Treasure beach, at its busiest, is nothing like Negril. We were twice and stayed at Sunset Resort, they are good people and right on the water. You can walk in a few minutes to Jakes, jack sprats and other small local places. If you want to visit an interesting community that feels very safe, has fun places to stay and eat and is peaceful....it's a good bet for you!

----------


## Jim-Donna

Do it!

----------


## johng

annmarie,

Treasure Beach is by far more laid back than Negril. Lot's of options from camping to top shelf accommodations depends on lots of criteria. Check this site for a little help http://www.treasurebeach.net/guide/.

The Treasure Beach Hotel back in the days was a very interesting hotel catering to a large degree, nudists. I have no idea what their theme is now but I too have heard less than ultra positive feeback. Having never stayed there I could be completely wrong.

I can recommend Sunset Resort And Villa's    http://www.sunsetresort.com/#!/ 

Very nice spot a few doors down from TBH, clean, fairly priced and well staffed. Owned by an American man and his Jamaican wife.

----------


## Jim-Donna

I'm going to try them this trip!

----------


## limeex2

Been to Negril and TB. TB much more relaxing,slower paced.Feel safer. I am a biker and renting scooters made for a great day,fun exploring where ever the road lead me. Would not hesitate to recommend going to TB.Even the airport ride is beautiful. Plenty of places to stay of all types and tastes.Check out the recommended sites.I have stayed at Sparkling Waters and it was awesome.

----------


## johng

Treasure Beach memories dancing in my head as we got another foot of snow here in New England. Was an exciting Super Bowl yesterday and nice to see the Pats win!!! Woulda thought a running play by Seattle, on second down at the half yard line but what do I know????

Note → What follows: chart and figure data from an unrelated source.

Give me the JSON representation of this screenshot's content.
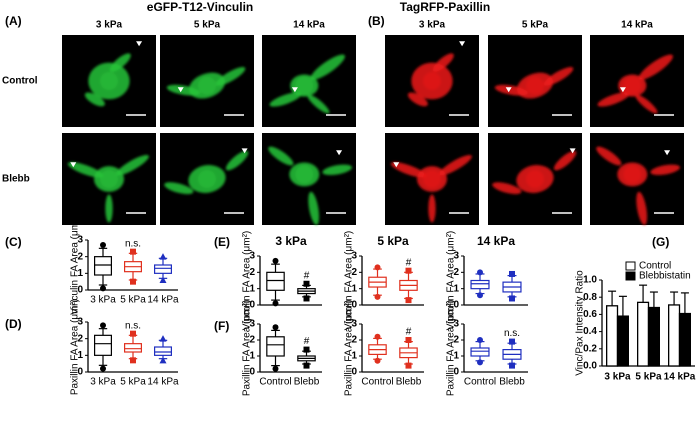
{
  "figure": {
    "panel_a": {
      "label": "(A)",
      "title": "eGFP-T12-Vinculin",
      "columns": [
        "3 kPa",
        "5 kPa",
        "14 kPa"
      ],
      "rows": [
        "Control",
        "Blebb"
      ]
    },
    "panel_b": {
      "label": "(B)",
      "title": "TagRFP-Paxillin",
      "columns": [
        "3 kPa",
        "5 kPa",
        "14 kPa"
      ]
    }
  },
  "chart_data": [
    {
      "type": "box",
      "panel": "(C)",
      "ylabel": "Vinculin FA Area (μm²)",
      "categories": [
        "3 kPa",
        "5 kPa",
        "14 kPa"
      ],
      "colors": [
        "#000000",
        "#e0301e",
        "#1f2fc0"
      ],
      "markers": [
        "circle",
        "square",
        "triangle"
      ],
      "annotation": "n.s.",
      "ylim": [
        0,
        3
      ],
      "yticks": [
        0,
        1,
        2,
        3
      ],
      "boxes": [
        {
          "whislo": 0.3,
          "q1": 0.9,
          "med": 1.5,
          "q3": 2.0,
          "whishi": 2.5,
          "fliers": [
            0.1,
            2.7
          ]
        },
        {
          "whislo": 0.6,
          "q1": 1.1,
          "med": 1.4,
          "q3": 1.7,
          "whishi": 2.2,
          "fliers": [
            0.5,
            2.3
          ]
        },
        {
          "whislo": 0.7,
          "q1": 1.0,
          "med": 1.3,
          "q3": 1.5,
          "whishi": 1.9,
          "fliers": [
            0.6,
            2.0
          ]
        }
      ]
    },
    {
      "type": "box",
      "panel": "(D)",
      "ylabel": "Paxillin FA Area (μm²)",
      "categories": [
        "3 kPa",
        "5 kPa",
        "14 kPa"
      ],
      "colors": [
        "#000000",
        "#e0301e",
        "#1f2fc0"
      ],
      "markers": [
        "circle",
        "square",
        "triangle"
      ],
      "annotation": "n.s.",
      "ylim": [
        0,
        3
      ],
      "yticks": [
        0,
        1,
        2,
        3
      ],
      "boxes": [
        {
          "whislo": 0.4,
          "q1": 1.0,
          "med": 1.7,
          "q3": 2.2,
          "whishi": 2.6,
          "fliers": [
            0.2,
            2.8
          ]
        },
        {
          "whislo": 0.8,
          "q1": 1.2,
          "med": 1.4,
          "q3": 1.7,
          "whishi": 2.2,
          "fliers": [
            0.7,
            2.3
          ]
        },
        {
          "whislo": 0.8,
          "q1": 1.0,
          "med": 1.2,
          "q3": 1.5,
          "whishi": 1.9,
          "fliers": [
            0.7,
            2.0
          ]
        }
      ]
    },
    {
      "type": "box",
      "panel": "(E)",
      "title": "3 kPa",
      "title_color": "#000000",
      "ylabel": "Vinculin FA Area (μm²)",
      "categories": [
        null,
        null
      ],
      "colors": [
        "#000000",
        "#000000"
      ],
      "markers": [
        "circle",
        "square"
      ],
      "annotation": "#",
      "ylim": [
        0,
        3
      ],
      "yticks": [
        0,
        1,
        2,
        3
      ],
      "boxes": [
        {
          "whislo": 0.3,
          "q1": 0.9,
          "med": 1.5,
          "q3": 2.0,
          "whishi": 2.5,
          "fliers": [
            0.1,
            2.7
          ]
        },
        {
          "whislo": 0.5,
          "q1": 0.7,
          "med": 0.85,
          "q3": 1.0,
          "whishi": 1.2,
          "fliers": [
            0.4,
            1.3
          ]
        }
      ]
    },
    {
      "type": "box",
      "title": "5 kPa",
      "title_color": "#e0301e",
      "ylabel": "Vinculin FA Area (μm²)",
      "categories": [
        null,
        null
      ],
      "colors": [
        "#e0301e",
        "#e0301e"
      ],
      "markers": [
        "circle",
        "square"
      ],
      "annotation": "#",
      "ylim": [
        0,
        3
      ],
      "yticks": [
        0,
        1,
        2,
        3
      ],
      "boxes": [
        {
          "whislo": 0.6,
          "q1": 1.1,
          "med": 1.4,
          "q3": 1.7,
          "whishi": 2.2,
          "fliers": [
            0.5,
            2.3
          ]
        },
        {
          "whislo": 0.4,
          "q1": 0.9,
          "med": 1.2,
          "q3": 1.5,
          "whishi": 2.0,
          "fliers": [
            0.3,
            2.1
          ]
        }
      ]
    },
    {
      "type": "box",
      "title": "14 kPa",
      "title_color": "#1f2fc0",
      "ylabel": "Vinculin FA Area (μm²)",
      "categories": [
        null,
        null
      ],
      "colors": [
        "#1f2fc0",
        "#1f2fc0"
      ],
      "markers": [
        "circle",
        "square"
      ],
      "ylim": [
        0,
        3
      ],
      "yticks": [
        0,
        1,
        2,
        3
      ],
      "boxes": [
        {
          "whislo": 0.7,
          "q1": 1.0,
          "med": 1.3,
          "q3": 1.5,
          "whishi": 1.9,
          "fliers": [
            0.6,
            2.0
          ]
        },
        {
          "whislo": 0.5,
          "q1": 0.8,
          "med": 1.1,
          "q3": 1.4,
          "whishi": 1.8,
          "fliers": [
            0.4,
            1.9
          ]
        }
      ]
    },
    {
      "type": "box",
      "panel": "(F)",
      "ylabel": "Paxillin FA Area (μm²)",
      "categories": [
        "Control",
        "Blebb"
      ],
      "colors": [
        "#000000",
        "#000000"
      ],
      "markers": [
        "circle",
        "square"
      ],
      "annotation": "#",
      "ylim": [
        0,
        3
      ],
      "yticks": [
        0,
        1,
        2,
        3
      ],
      "boxes": [
        {
          "whislo": 0.4,
          "q1": 1.0,
          "med": 1.7,
          "q3": 2.2,
          "whishi": 2.6,
          "fliers": [
            0.2,
            2.8
          ]
        },
        {
          "whislo": 0.5,
          "q1": 0.7,
          "med": 0.85,
          "q3": 1.0,
          "whishi": 1.3,
          "fliers": [
            0.4,
            1.4
          ]
        }
      ]
    },
    {
      "type": "box",
      "ylabel": "Paxillin FA Area (μm²)",
      "categories": [
        "Control",
        "Blebb"
      ],
      "colors": [
        "#e0301e",
        "#e0301e"
      ],
      "markers": [
        "circle",
        "square"
      ],
      "annotation": "#",
      "ylim": [
        0,
        3
      ],
      "yticks": [
        0,
        1,
        2,
        3
      ],
      "boxes": [
        {
          "whislo": 0.8,
          "q1": 1.1,
          "med": 1.4,
          "q3": 1.7,
          "whishi": 2.1,
          "fliers": [
            0.7,
            2.2
          ]
        },
        {
          "whislo": 0.5,
          "q1": 0.9,
          "med": 1.2,
          "q3": 1.5,
          "whishi": 1.9,
          "fliers": [
            0.4,
            2.0
          ]
        }
      ]
    },
    {
      "type": "box",
      "ylabel": "Paxillin FA Area (μm²)",
      "categories": [
        "Control",
        "Blebb"
      ],
      "colors": [
        "#1f2fc0",
        "#1f2fc0"
      ],
      "markers": [
        "circle",
        "square"
      ],
      "annotation": "n.s.",
      "ylim": [
        0,
        3
      ],
      "yticks": [
        0,
        1,
        2,
        3
      ],
      "boxes": [
        {
          "whislo": 0.7,
          "q1": 1.0,
          "med": 1.3,
          "q3": 1.5,
          "whishi": 1.9,
          "fliers": [
            0.6,
            2.0
          ]
        },
        {
          "whislo": 0.5,
          "q1": 0.8,
          "med": 1.1,
          "q3": 1.4,
          "whishi": 1.8,
          "fliers": [
            0.4,
            1.9
          ]
        }
      ]
    },
    {
      "type": "bar",
      "panel": "(G)",
      "ylabel": "Vinc/Pax Intensity Ratio",
      "categories": [
        "3 kPa",
        "5 kPa",
        "14 kPa"
      ],
      "legend": "top",
      "ylim": [
        0,
        1.0
      ],
      "yticks": [
        {
          "value": 0,
          "label": "0.0"
        },
        {
          "value": 0.2,
          "label": "0.2"
        },
        {
          "value": 0.4,
          "label": "0.4"
        },
        {
          "value": 0.6,
          "label": "0.6"
        },
        {
          "value": 0.8,
          "label": "0.8"
        },
        {
          "value": 1.0,
          "label": "1.0"
        }
      ],
      "series": [
        {
          "name": "Control",
          "color": "#ffffff",
          "values": [
            0.7,
            0.74,
            0.71
          ],
          "errors": [
            0.17,
            0.2,
            0.15
          ]
        },
        {
          "name": "Blebbistatin",
          "color": "#000000",
          "values": [
            0.58,
            0.68,
            0.61
          ],
          "errors": [
            0.23,
            0.18,
            0.24
          ]
        }
      ]
    }
  ]
}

All those in TB (or those wishing they were) Happy 2015!!!

----------


## Jim-Donna

Annmarie you there yet?????..................Thoughts?

----------


## Rumghoul

We just returned - met a family from Sweden that were staying at the Treasure Beach Hotel and they were enjoying it a lot - so much so that they decided to spend their entire vacation there (I believe 2 weeks) instead of traveling around the island a little bit.

----------


## annmarie

Yes we just got back from Hide Awhile in Negril.  We only had 4 nights and we didn't think that was long enough for Treasure Beach.  So we are planning to go to Treasure Beach in November.  We are just not sure where we want to stay yet but we have a lot of time to plan.  Thank you everyone for all your responses.

----------


## danthemanpurdue

How did you like Hide Awhile??

----------


## gowenback

How not crowded? Little Bay has options that can keep you close to Negril life as well.

----------